We recently showed that a heminested PCR targeting a conserved region of the polymerase genes of lyssaviruses and applied to antemortem or postmortem skin biopsy (a specimen easier to collect than a piece of brain) was a successful procedure to perform rabies diagnostic [11]. We raised centres for postexposure prophylaxis staffs awareness of the performance of this procedure. Since that period (2008), we received postmortem skin biopsies from rabies-suspected cases, some of them coming far from Antananarivo, like Taolagnaro, on the south coast of the country (data not shown). Rabies infection was confirmed in 5 of these 6 cases. These samples easy to perform and to ship to the laboratory should be more promoted among health care personnel through Madagascar, to have a better idea of the prevalence of rabies in humans. Furthermore, this procedure should be also tested on carnivorous mammals, considering the sampling of skin carrying vibrissae (rich in nerve endings surrounding the base of these hairs). This method could help avoiding contamination of people sampling these animals by rabies virus-containing biological fluids and promote the sampling of rabies-suspected animals.

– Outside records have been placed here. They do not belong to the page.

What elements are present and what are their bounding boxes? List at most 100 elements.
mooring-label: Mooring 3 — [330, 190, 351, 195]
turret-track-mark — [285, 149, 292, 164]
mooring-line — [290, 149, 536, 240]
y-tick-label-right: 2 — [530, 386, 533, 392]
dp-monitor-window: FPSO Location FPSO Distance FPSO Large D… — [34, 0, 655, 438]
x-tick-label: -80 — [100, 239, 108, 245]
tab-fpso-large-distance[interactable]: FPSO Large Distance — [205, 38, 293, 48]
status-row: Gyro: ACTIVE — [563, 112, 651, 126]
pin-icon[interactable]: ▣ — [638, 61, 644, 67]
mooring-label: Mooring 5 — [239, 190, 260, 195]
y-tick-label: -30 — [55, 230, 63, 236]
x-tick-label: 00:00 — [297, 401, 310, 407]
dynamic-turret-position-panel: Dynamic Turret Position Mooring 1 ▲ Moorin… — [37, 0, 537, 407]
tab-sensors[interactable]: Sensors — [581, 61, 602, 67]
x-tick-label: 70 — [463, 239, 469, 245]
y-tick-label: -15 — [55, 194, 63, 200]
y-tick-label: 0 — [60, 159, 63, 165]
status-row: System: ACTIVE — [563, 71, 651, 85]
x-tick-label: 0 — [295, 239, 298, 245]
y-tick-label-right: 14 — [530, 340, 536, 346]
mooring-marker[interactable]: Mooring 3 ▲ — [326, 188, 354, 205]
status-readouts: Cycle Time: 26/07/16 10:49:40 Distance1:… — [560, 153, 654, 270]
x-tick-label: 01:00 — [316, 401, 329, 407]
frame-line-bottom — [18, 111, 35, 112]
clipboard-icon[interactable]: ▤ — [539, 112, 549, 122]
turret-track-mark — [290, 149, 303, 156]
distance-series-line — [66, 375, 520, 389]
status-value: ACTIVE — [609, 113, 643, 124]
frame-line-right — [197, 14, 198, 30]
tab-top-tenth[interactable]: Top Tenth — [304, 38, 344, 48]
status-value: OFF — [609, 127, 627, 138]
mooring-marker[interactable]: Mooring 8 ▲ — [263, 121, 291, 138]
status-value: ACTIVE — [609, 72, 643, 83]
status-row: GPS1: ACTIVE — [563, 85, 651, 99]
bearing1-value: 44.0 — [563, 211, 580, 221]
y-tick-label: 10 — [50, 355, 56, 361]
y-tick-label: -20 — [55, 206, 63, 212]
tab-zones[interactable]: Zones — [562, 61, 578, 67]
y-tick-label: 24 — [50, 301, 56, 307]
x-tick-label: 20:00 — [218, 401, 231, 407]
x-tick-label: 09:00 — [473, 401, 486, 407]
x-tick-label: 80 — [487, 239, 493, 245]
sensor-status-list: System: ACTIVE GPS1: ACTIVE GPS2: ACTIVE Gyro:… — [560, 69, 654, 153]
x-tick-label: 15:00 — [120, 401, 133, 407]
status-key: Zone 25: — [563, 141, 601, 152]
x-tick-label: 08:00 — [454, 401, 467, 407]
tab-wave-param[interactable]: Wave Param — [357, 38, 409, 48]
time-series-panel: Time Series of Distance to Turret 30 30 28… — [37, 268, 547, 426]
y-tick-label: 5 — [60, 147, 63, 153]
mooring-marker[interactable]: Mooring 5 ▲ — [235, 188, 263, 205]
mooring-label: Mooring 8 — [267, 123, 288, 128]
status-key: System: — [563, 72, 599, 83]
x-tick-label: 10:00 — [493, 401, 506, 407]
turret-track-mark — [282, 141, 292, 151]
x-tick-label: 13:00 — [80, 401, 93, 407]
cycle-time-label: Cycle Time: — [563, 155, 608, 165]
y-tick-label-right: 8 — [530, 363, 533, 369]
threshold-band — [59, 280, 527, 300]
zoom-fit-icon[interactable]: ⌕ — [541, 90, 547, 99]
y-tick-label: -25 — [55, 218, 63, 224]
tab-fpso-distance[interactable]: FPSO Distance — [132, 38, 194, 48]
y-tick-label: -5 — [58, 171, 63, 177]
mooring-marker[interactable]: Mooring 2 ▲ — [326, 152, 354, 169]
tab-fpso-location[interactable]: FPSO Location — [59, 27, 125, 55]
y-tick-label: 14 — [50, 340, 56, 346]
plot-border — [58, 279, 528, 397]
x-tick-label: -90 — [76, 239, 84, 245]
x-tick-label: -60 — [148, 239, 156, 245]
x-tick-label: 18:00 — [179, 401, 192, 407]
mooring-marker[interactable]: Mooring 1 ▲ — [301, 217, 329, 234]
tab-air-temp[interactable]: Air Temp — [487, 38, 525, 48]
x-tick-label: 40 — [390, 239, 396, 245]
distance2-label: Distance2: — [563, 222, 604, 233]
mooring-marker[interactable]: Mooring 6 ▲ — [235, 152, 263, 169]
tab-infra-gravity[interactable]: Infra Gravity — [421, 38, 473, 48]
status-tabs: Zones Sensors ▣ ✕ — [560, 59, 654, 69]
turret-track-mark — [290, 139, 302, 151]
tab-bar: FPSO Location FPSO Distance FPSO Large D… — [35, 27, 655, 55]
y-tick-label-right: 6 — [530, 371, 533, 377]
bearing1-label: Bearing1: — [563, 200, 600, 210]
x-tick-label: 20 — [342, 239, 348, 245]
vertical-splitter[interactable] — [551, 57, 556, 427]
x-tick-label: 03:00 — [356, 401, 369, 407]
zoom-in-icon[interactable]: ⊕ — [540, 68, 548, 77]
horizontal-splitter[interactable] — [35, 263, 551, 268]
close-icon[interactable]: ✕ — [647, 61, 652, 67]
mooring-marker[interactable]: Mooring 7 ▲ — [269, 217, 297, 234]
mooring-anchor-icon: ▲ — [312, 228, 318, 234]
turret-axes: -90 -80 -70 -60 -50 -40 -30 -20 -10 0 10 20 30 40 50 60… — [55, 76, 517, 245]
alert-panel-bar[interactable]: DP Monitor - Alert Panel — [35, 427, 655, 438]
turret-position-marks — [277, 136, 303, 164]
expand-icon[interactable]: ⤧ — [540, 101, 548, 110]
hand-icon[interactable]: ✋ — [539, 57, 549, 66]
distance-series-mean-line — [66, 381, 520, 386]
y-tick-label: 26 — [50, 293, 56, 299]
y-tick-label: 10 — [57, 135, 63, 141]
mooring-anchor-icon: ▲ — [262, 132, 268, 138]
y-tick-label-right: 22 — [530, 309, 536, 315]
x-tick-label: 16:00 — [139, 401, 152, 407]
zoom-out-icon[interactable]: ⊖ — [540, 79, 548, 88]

So far, for economic reasons, there are rabies postexposure prophylaxis centres in only 26 of the 111 administrative districts of Madagascar. We received samples of rabies-suspected cases from only 13 of them, and rabies virus circulation was confirmed in all of them. There is a need to confirm repeatedly its circulation in all of these 26 districts, especially in two islands (Nosy Be and Sainte Marie), where there is no recent report of rabid animals. Sampling should be promoted in the 13 other districts to evaluate the pertinence of these centres.

5. Conclusion

More than a century after the introduction of the vaccine against rabies in Madagascar, rabies remains endemic in the island. So far, preventing human rabies through dog rabies control and eventual elimination has been limited to local initiative. Madagascar, like other countries, is facing numerous public health issues. Because of the low incomes of the country and the lack of epidemiological data, this disease has not been prioritized, and a control program could not reasonably start. However, Madagascar is an island, and the elimination of rabies and its sustainability should be facilitated by the limited risk of introduction of rabid animals Therefore, the collection of such data (human and animal surveillance, dog ecology study, animal bites, etc.) should be promoted at first on pilot scale in order to validate the tools used. Afterward, data collection should be expanded to the rest of the country, while a pilot rabies control program (canine vaccination, canine population management, human postexposure prophylaxis, education, information, etc.) should start on pilot sites and then extended to the rest of the country.